Nine Months (1976)

A strongly feministic work, albeit a rather cold one, about a young Hungarian woman who must navigate an industrial job, toxic masculinity and social norms of marriage and child-rearing, directed with quiet authenticity by Marta Meszaros.

Rating: 3.5 out of 5.

Review #2,165

Dir. Marta Meszaros
1976 | Hungary | Drama | 90 mins | 1.37:1 | Hungarian
Not rated – likely to be M18 for nudity

Cast: Lili Monori, Jan Nowicki, Gyula Szersen
Plot: Juli works in a factory while pursuing a course in agrarian science. Her manager falls in love with her and an affair develops.
Awards: Won FIPRESCI Prize – Parallel Section (Cannes); Won OCIC Award – Forum of New Cinema (Berlinale)
Distributor: Hungarian National Film Archive

Accessibility Index
Subject Matter: Moderate – Feminism, Gender Roles
Narrative Style: Straightforward
Pace: Slightly Slow
Audience Type: General Arthouse

Viewed: MUBI
Spoilers: No


This is already my fourth Marta Meszaros film after The Girl (1968), Binding Sentiments (1969) and Don’t Cry, Pretty Girls! (1970), and I think it’s my favourite so far. 

It’s the first film I’ve seen of hers that is shot in colour, and the visuals are incredibly striking, especially when they linger on the breathtaking Hungarian industrial district, with factories, railways, and lots of thick, billowing smoke. 

As ‘70s East European as you can get in terms of the aesthetics (somewhat reminiscent of the likes of early Kieslowski like 1979’s Camera Buff), Nine Months stars Lili Monori as Juli, an independent young woman who finds work in a factory. 

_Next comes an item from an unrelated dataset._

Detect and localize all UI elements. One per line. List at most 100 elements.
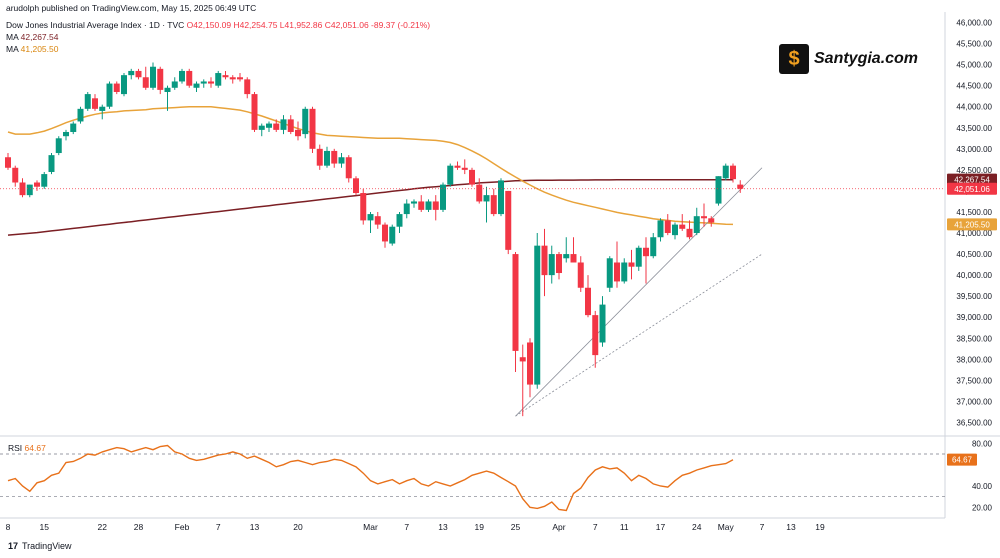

She catches the eye of her boss, who doesn’t hide the fact that he’s thinking of marriage.  As Juli’s past is revealed, the couple’s blossoming relationship slowly fractures. 

One could see Nine Months as a strongly feministic piece, following the strong-headed Juli as she navigates toxic masculinity, and the pressures and social norms of marriage and child-rearing. 

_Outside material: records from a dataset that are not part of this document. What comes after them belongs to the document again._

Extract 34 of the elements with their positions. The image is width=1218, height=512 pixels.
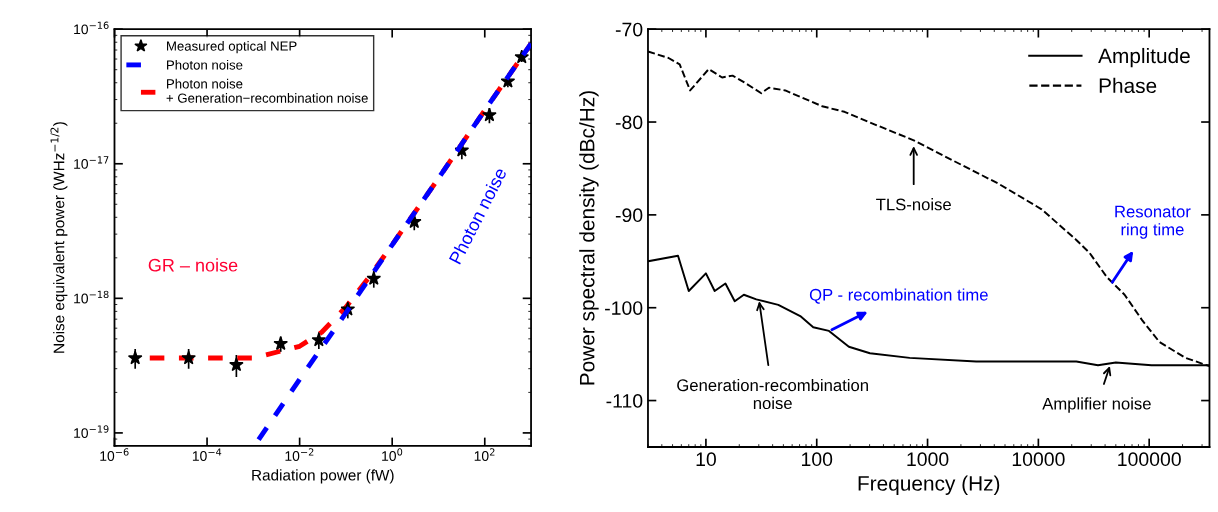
legend-label: Photon noise: [167, 59, 243, 70]
x-axis-title: Radiation power (fW): [252, 469, 394, 484]
y-tick-label: 10$^{−18}$: [74, 290, 109, 304]
y-tick-label: 10$^{−19}$: [74, 425, 109, 438]
annotation: Amplifier noise: [1042, 397, 1151, 413]
y-tick-label: 10$^{−17}$: [74, 156, 109, 169]
annotation: Generation-recombination noise: [677, 378, 868, 410]
y-tick-label: -70: [615, 22, 643, 37]
annotation: Resonator ring time: [1115, 205, 1191, 239]
x-tick-label: 100: [802, 452, 833, 467]
x-tick-label: 1000: [907, 452, 949, 467]
annotation: TLS-noise: [876, 198, 951, 211]
y-tick-label: 10$^{−16}$: [74, 21, 109, 35]
legend-label: Photon noise + Generation−recombination noise: [166, 78, 368, 103]
y-tick-label: -90: [615, 208, 643, 223]
annotation: GR – noise: [148, 258, 238, 272]
x-tick-label: 10: [696, 452, 716, 467]
legend-label: Measured optical NEP: [167, 41, 297, 54]
x-tick-label: 10$^{2}$: [474, 448, 495, 461]
x-tick-label: 10000: [1012, 452, 1065, 467]
y-tick-label: -110: [606, 394, 643, 408]
y-axis-title: Noise equivalent power (WHz$^{−1/2}$): [50, 122, 68, 353]
legend-label: Amplitude: [1098, 47, 1190, 68]
x-tick-label: 10$^{−2}$: [285, 448, 314, 461]
y-tick-label: -80: [615, 115, 643, 130]
x-tick-label: 100000: [1118, 452, 1181, 467]
legend-label: Phase: [1099, 77, 1157, 94]
x-tick-label: 10$^{0}$: [382, 448, 403, 461]
x-tick-label: 10$^{−6}$: [100, 448, 129, 461]
annotation: QP - recombination time: [809, 288, 988, 304]
x-tick-label: 10$^{−4}$: [192, 448, 222, 461]
y-tick-label: -100: [605, 301, 643, 315]
y-axis-title: Power spectral density (dBc/Hz): [579, 91, 599, 385]
x-axis-title: Frequency (Hz): [858, 475, 1000, 495]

Meszaros’ film can feel rather cold though, partly due to Juli’s character, but it is for most parts engaging with Monori’s performance capturing the fears and anguish of being alone, possibly being a single mother with kids in tow in a highly-conservative country. 

The title suggests a pregnancy, but that doesn’t even begin to prepare viewers for what would come at the end of the film, especially if you are male.